清水建設(株)<社長 宮本洋一>はこのほど、スーパーコンピュータの使用が不可欠とされていた波動理論に基づく音の伝搬解析をパソコンで処理できる「3次元波動シミュレーションシステム」を開発・実用化しました。このシステムにより、本来の音の伝搬特性を反映した高精度な解析を手軽に行えるので、より効果的・経済的な騒音対策等の立案が可能になります。一連の技術開発に当たっては、首都大学東京・大久保寛准教授から技術指導を受けました。

これまで、パソコンを用いて騒音等の伝搬を予測する場合、エネルギー理論に基づく解析手法が採られてきました。エネルギー理論とは、本来波紋を描きながら伝搬する音を、音源から四方八方に直線的に伝搬するエネルギーに例える手法です。この理論の欠点は、音の波動性に起因する干渉や共鳴、音源を取り巻く複雑な地形や構造物等が音の伝搬に与える影響を再現できないことです。このため、波動性を模擬した解析手法を併用して予測誤差の解消に努めますが、安全側に立った対策の立案が余儀なくされます。もちろん、スーパーコンピュータを用いれば波動理論に基づく解析が可能ですが、費用や準備期間等の面から実用的ではありません。

こうした課題を解決したのが3次元波動シミュレーションシステムです。開発にあたっては、波動理論解析を簡素化し、データ処理量を抑制することが最大の課題になり、高精度な解析を行う領域と精度を求めない解析を行う領域を音の伝搬に合わせてシフトさせる手法の開発に取り組みました。この結果、高精度な解析を行う細かい計算メッシュが音の伝搬に追随していく、つまり音の伝搬に合わせて計算メッシュの大きさ(細・粗=精度)を自動調整する手法の開発に成功し、パソコンによる波動理論解析を実現しました。

この手法により、音が伝搬している領域に限って計算メッシュを細分化する一方、音が通過した、或いは到達していない領域の計算メッシュを粗分化することで、計算に必要なメモリーと時間をともに1/5程度に軽減・短縮できました。メッシュの細・粗設定は任意ですが、目安として周波数300Hz程度までの騒音を扱う場合は、高精度な解析領域では10cm程度、その他の領域では30cm程度に設定します。対象面積によって異なりますが、解析に要する時間は半日程度です。

シミュレーションの手順は、初めに生産施設の騒音源周辺の地形や構造物、騒音対策を反映した3次元モデルを構築した後、騒音源の情報を入力すると、システムが騒音の伝搬状況を解析・予測します。

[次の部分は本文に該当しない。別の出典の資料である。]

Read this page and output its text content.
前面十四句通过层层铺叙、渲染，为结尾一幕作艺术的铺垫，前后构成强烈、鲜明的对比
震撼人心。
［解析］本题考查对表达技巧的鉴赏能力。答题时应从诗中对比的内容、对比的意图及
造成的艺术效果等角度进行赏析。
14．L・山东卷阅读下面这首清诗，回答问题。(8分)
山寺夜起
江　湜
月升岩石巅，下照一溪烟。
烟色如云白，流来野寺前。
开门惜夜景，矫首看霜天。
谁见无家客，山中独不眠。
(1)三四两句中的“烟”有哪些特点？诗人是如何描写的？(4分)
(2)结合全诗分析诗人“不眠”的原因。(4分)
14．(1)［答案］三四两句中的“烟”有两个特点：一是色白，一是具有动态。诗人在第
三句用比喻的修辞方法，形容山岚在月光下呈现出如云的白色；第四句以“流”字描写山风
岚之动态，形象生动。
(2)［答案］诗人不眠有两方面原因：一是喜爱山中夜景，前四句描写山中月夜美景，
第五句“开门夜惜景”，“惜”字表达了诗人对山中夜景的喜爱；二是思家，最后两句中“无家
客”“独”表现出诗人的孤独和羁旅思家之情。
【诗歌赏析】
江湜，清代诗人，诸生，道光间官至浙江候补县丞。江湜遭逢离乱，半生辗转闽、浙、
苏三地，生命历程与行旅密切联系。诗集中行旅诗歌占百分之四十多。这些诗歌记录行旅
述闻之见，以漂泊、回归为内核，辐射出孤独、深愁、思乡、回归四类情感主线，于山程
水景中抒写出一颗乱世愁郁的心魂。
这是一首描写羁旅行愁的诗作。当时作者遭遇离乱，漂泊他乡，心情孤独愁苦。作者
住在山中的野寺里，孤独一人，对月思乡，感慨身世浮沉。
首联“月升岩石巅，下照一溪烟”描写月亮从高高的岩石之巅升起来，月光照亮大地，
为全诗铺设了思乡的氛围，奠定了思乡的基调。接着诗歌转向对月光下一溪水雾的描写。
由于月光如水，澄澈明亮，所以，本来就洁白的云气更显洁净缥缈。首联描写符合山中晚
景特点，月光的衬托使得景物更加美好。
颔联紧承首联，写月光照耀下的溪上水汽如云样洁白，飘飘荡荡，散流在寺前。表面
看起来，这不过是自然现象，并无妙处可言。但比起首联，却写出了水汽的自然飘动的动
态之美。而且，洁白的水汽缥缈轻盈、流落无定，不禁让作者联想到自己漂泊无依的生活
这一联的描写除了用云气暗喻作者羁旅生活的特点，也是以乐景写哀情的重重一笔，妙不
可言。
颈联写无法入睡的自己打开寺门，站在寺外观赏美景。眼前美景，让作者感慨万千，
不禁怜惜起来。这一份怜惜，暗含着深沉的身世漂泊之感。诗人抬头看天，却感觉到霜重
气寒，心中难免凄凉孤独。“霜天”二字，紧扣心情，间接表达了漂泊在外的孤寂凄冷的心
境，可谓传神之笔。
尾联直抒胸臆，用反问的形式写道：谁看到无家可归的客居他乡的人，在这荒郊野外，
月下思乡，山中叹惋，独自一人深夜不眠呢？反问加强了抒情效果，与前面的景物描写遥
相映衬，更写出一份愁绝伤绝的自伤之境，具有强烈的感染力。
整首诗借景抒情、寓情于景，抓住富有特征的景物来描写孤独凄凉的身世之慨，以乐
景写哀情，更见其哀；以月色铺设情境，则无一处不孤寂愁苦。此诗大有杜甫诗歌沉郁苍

音の伝搬特性を忠実に反映した高精度な解析が行えること、騒音の経時伝搬状況をアニメーション表示でき騒音対策の効果が一目瞭然になることから、過不足のない最適な対策を立案できます。

通常、音の伝搬解析は、劇場の音響設計や生産施設の騒音対策、集合住宅の交通騒音対策等を立案する場合に行います。中でも、生産施設の騒音対策は200~300m四方の広範囲に及び、騒音の伝搬解析には膨大なデータ処理が必要になることから、最も波動理論の適用が難しいとされていました。